The Accounts Commission will, of course, be actively involved in scrutinising those issues in relation to local authorities’ financial performance, so the independent scrutiny that Mr Brodie requested is part of the existing arrangements.
As Mr Findlay knows, that matter is the subject of active dialogue between me and West Lothian Council. We are providing practical assistance, which comes at a cost, to support many of the individuals whom Hall’s of Broxburn has already made redundant. That financial contribution does not come through the local government finance settlement; it comes through other financial arrangements.
The Hall’s of Broxburn task force will also consider issues relating to the economic recovery within West Lothian. I have already signalled that the Government will make a financial contribution towards that.
The resources that have been generated from the public health supplement form part of the assessment of non-domestic rates income that I have made within the budget settlement. In addition, we have clearly set out, in partnership with local government, various ways in which we are taking forward a range of preventative spending measures—the total over the spending review period is £500 million—that are designed to ensure that we take early action to remedy some of the challenges and difficulties that we experience in our society.
The public health supplement forms part of the assessment of non-domestic rates income that I have made, and it is reflected in the policy priorities of the spending review.
Will the cabinet secretary collate the savings packages that the 32 local authorities will produce as a result of the finance settlement that has been outlined today, to allow his department to carry out a full economic impact assessment of them? Will he make that information available to the Parliament?
That really is a matter for each individual local authority to take forward. As Mr Griffin will know from his experience in North Lanarkshire Council, a range of options are put forward, a large proportion of which are not pursued by the elected members for the simple reason that they do not have to make all the savings that are suggested.
As we go through a process of reform of public services, we clearly identify other and different ways in which services can be delivered, which can have better outcomes for people in Scotland. We should not be afraid to change the way in which we deliver public services to deliver better outcomes for the citizens of our country.

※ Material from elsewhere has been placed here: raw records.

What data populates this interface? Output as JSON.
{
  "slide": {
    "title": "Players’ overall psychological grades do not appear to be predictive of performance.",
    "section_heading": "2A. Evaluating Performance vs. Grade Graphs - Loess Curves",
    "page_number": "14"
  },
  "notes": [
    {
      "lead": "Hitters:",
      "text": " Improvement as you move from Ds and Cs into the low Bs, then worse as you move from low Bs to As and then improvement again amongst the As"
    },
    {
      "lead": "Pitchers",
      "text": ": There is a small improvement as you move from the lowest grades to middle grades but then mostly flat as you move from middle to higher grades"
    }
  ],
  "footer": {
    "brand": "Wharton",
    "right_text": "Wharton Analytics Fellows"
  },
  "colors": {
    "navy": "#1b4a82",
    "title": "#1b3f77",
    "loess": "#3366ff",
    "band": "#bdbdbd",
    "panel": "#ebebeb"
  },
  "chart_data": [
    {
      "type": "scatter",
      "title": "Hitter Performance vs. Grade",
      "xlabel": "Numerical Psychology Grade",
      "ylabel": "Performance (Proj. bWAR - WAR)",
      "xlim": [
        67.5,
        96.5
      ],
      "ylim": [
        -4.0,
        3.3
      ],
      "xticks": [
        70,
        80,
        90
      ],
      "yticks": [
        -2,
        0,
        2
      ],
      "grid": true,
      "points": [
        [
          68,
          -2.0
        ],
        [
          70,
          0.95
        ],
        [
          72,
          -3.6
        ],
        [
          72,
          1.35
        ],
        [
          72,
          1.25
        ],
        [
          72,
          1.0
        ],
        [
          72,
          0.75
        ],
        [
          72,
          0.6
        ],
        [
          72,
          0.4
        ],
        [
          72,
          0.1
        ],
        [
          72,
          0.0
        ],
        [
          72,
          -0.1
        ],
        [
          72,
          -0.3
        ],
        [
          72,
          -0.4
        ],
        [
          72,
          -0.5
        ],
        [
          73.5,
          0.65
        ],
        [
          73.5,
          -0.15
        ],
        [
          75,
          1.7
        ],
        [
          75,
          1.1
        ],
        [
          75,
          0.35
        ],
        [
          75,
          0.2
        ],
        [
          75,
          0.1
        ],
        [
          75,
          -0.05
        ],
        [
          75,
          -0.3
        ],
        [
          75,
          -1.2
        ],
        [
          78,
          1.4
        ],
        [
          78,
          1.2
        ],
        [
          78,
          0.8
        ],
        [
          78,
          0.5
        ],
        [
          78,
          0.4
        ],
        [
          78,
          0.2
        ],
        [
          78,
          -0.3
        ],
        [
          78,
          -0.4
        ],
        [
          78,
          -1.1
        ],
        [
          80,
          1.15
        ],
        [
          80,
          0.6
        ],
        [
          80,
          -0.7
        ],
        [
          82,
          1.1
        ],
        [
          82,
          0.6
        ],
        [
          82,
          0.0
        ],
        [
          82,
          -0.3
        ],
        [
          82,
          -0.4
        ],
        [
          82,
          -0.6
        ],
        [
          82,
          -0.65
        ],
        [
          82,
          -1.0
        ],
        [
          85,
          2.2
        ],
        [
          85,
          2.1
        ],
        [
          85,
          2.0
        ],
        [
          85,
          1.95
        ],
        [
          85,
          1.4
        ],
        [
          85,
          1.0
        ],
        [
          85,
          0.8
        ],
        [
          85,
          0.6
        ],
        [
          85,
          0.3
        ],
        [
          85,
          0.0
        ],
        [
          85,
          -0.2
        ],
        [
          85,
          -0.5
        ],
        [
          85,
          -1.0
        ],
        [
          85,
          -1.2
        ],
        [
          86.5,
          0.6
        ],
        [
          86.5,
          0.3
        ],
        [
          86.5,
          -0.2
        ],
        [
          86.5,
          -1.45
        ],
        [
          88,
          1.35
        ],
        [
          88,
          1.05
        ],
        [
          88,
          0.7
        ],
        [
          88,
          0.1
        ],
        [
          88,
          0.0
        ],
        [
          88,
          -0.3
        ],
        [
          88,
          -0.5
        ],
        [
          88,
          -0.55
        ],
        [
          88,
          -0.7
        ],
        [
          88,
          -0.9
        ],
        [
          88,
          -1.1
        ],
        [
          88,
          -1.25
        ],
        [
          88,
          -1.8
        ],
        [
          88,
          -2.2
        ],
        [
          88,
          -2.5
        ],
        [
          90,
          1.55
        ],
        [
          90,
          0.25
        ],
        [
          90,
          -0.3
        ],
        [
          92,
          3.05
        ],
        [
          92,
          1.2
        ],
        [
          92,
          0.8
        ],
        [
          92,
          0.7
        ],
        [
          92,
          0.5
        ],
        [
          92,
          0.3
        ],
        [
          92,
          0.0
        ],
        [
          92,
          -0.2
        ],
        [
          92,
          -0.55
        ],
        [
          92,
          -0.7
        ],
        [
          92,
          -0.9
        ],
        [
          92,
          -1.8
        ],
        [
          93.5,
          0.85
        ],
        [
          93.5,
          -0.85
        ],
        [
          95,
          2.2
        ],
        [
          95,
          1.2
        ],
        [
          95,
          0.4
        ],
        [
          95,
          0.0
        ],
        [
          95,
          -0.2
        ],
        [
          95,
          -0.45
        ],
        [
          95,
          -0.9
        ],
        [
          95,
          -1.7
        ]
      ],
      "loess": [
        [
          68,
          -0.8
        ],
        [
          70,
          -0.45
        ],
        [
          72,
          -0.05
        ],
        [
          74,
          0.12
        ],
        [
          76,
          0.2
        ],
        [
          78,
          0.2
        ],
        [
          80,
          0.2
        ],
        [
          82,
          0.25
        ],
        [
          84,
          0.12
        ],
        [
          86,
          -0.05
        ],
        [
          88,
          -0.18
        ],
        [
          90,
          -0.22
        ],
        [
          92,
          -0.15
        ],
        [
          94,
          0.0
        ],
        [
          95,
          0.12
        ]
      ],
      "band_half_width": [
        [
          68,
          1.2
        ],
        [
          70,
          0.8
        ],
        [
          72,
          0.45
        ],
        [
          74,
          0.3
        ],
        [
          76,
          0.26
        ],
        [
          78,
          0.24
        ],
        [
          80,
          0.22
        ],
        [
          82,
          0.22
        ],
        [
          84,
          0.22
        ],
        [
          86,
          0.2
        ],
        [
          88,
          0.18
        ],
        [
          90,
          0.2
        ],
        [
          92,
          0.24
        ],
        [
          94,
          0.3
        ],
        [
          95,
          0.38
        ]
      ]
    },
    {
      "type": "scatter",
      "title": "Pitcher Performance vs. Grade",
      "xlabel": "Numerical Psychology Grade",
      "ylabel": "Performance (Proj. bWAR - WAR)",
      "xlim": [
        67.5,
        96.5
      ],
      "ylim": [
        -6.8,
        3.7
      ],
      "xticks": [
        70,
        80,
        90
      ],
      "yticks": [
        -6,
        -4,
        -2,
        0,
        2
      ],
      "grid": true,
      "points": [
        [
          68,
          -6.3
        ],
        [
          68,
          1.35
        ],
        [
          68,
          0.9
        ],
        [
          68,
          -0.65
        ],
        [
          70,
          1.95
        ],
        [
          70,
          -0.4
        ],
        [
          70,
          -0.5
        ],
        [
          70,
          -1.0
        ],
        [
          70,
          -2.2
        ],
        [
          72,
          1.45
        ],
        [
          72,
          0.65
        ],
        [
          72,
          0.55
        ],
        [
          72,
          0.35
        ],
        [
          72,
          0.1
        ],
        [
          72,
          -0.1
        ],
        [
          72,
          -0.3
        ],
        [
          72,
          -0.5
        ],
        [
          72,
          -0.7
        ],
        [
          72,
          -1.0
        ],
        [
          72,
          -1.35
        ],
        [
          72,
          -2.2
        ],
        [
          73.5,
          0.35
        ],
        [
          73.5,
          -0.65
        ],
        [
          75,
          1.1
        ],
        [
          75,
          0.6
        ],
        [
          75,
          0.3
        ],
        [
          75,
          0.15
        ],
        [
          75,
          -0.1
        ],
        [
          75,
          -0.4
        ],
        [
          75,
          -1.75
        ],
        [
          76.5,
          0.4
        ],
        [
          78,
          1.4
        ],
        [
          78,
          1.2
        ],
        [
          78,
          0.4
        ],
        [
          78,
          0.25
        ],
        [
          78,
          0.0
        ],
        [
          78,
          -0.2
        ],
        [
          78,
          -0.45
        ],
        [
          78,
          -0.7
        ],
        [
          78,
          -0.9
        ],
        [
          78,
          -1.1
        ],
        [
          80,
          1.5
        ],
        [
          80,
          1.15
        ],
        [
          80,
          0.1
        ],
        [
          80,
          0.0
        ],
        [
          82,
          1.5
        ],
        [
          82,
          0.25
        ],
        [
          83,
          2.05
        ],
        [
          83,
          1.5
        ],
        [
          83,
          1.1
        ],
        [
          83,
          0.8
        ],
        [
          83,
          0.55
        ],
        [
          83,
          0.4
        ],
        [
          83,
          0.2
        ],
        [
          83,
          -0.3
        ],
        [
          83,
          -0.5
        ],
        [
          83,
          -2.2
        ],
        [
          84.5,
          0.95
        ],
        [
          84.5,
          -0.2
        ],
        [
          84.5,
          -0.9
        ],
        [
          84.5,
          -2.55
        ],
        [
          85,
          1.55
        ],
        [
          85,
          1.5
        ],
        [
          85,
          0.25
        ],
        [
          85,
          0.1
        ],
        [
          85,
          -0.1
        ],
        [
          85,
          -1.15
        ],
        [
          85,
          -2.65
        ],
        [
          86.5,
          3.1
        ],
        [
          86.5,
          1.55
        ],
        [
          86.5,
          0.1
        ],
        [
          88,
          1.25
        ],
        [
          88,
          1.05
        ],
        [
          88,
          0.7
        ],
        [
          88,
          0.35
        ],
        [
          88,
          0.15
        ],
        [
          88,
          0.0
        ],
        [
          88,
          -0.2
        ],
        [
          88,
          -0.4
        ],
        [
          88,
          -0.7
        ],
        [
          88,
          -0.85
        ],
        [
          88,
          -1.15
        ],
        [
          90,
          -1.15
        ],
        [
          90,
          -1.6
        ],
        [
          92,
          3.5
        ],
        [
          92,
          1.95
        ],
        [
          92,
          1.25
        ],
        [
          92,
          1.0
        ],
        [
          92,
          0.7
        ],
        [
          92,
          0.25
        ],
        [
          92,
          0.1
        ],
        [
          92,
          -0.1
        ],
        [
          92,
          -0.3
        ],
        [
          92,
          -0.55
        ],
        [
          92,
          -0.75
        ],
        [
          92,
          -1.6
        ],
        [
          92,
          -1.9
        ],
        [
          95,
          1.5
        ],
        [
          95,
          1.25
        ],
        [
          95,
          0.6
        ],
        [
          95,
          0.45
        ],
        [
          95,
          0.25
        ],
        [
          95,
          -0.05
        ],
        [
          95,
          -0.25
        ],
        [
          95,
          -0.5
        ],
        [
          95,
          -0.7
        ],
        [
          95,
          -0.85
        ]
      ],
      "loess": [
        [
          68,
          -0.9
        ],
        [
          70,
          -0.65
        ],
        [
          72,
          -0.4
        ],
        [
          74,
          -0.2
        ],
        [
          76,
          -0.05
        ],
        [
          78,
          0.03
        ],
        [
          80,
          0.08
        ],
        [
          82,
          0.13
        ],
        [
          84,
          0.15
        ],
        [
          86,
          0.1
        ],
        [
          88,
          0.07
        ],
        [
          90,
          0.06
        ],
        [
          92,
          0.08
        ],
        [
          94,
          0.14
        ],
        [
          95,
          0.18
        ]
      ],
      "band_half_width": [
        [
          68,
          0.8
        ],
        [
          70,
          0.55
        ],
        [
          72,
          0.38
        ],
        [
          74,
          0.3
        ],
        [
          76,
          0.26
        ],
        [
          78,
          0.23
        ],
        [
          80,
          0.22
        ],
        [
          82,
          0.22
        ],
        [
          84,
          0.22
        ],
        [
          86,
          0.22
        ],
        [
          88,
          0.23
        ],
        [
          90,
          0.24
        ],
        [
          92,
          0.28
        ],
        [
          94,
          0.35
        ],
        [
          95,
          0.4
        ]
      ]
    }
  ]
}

Mr Brown will forgive me if I do not give him an answer to that specific question in relation to the budget today, but if he needs me to write to him about that later, I will certainly do so. I am sure that, given a couple of minutes, I could run my eye down the table and tell him the exact answer.
The reason why any local authority will receive a cash-terms cut is because of the application of the distribution formula for local authorities, which, as he will know, is affected by a wide variety of indicators—principally population change, but also deprivation, sparsity of population, issues such as special island status and a variety of matters of that nature. Those are the relevant factors.
If Mr Brown looks at the table that I have supplied to members, he will see that the expenditure, taking account of the police and fire changes, totals £9.365 billion in 2012-13 and that it will be £9.396 billion in 2013-14, which is, of course, a higher number than in 2012-13.
The Government responds to any particular circumstances that have an adverse economic impact on different parts of the country with a variety of different interventions. The Government is working, of course, to avoid the outcome that Margo MacDonald suggested, and we will continue to do so with all our efforts.